Judge Long silences him with one hand, his eyes once again boring into Nicky. “The charges, Attorney Schilling. Read the charges.”
She does. Nicky has two daughters, now ten and eight. He’s been estranged from his wife and the girls for five years. He met his support obligations during the first two, but his contributions since then have been spotty, at best. His last partial payment was made more than eight months ago. All totaled, he’s in arrears more than twenty-two thousand dollars, exclusive of interest.
The Kydd does what he can. There are only so many responses one can make to this sort of charge. Out of work…hard times…looking for a job…The Kydd asks the judge to approve a new payment plan, and he has one prepared. No wonder his eyes are bloodshot.
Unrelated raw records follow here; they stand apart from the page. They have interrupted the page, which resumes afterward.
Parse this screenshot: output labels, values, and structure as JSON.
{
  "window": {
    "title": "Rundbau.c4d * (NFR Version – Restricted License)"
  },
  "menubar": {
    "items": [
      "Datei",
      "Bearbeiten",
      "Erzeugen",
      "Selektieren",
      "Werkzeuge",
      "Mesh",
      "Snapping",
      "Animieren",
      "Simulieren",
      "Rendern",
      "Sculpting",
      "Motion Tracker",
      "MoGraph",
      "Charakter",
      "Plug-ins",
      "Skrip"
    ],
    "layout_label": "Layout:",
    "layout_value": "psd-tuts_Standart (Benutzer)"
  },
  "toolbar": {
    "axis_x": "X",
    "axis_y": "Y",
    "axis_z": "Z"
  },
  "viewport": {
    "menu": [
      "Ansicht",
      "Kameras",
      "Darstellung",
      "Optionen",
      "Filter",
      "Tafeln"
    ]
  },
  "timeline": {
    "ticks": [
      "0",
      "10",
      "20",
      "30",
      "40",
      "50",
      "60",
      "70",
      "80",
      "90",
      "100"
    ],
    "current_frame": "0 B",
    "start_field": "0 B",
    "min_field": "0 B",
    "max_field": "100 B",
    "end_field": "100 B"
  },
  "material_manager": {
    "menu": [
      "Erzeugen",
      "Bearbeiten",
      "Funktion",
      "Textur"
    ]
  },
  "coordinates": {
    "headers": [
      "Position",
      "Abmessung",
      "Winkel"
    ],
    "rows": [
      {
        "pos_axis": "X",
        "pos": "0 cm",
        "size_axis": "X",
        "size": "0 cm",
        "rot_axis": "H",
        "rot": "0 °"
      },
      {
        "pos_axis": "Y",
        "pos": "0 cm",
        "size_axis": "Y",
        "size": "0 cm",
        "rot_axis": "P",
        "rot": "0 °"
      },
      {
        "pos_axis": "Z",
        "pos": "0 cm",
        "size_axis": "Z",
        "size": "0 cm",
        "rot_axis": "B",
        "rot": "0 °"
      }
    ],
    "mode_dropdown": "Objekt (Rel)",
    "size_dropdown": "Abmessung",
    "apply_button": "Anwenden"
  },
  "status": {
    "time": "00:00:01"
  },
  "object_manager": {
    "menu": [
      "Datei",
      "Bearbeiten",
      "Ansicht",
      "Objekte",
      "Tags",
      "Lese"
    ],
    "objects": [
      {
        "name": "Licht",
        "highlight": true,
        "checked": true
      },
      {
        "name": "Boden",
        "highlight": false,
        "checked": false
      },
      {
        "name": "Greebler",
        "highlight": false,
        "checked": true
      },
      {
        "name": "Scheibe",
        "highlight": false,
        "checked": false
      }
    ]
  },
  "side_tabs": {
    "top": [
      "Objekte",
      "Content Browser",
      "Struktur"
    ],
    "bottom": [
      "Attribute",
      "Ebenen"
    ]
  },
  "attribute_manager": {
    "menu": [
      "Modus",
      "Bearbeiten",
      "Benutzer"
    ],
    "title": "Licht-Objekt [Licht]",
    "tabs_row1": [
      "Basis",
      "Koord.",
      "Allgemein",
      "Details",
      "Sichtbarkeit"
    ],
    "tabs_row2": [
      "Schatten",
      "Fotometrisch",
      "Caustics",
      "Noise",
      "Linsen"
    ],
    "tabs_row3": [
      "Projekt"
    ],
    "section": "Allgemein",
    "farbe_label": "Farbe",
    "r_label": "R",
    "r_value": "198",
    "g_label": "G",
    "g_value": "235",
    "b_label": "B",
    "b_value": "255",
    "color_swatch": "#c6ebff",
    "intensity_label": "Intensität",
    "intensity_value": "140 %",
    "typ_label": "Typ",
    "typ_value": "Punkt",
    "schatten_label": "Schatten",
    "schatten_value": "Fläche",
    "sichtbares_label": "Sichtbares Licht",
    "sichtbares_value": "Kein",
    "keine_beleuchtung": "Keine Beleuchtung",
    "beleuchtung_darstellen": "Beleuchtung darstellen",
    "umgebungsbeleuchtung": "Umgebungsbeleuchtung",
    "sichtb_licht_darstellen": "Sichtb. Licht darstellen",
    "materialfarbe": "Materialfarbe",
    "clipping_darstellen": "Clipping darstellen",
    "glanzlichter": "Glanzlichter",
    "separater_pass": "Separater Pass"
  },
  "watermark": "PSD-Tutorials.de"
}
The Kydd hands his proposal to Wanda. Her eyes linger on him for an extra beat before she passes the paperwork up to the judge. I can’t be sure, but I think the Kydd notices. The tips of his ears turn pink.
Judge Long doesn’t respond to the Kydd’s request, doesn’t even look at his proposed plan. “Thank you, Mr. Kydd,” he says softly, his eyes still focused on Nicky. “You may be seated now.”
The Kydd crosses the room, drops into his chair, and rests his head in his hands. He knows this isn’t good.
“Stand up, Mr. Patterson.” The judge’s voice is uncharacteristically quiet.
Nicky gets to his feet, looking like he’s about to make excuses. That would be a mistake. Lucky for him the judge speaks first. It’s almost a whisper. “What did you have for dinner last night, Mr. Patterson?”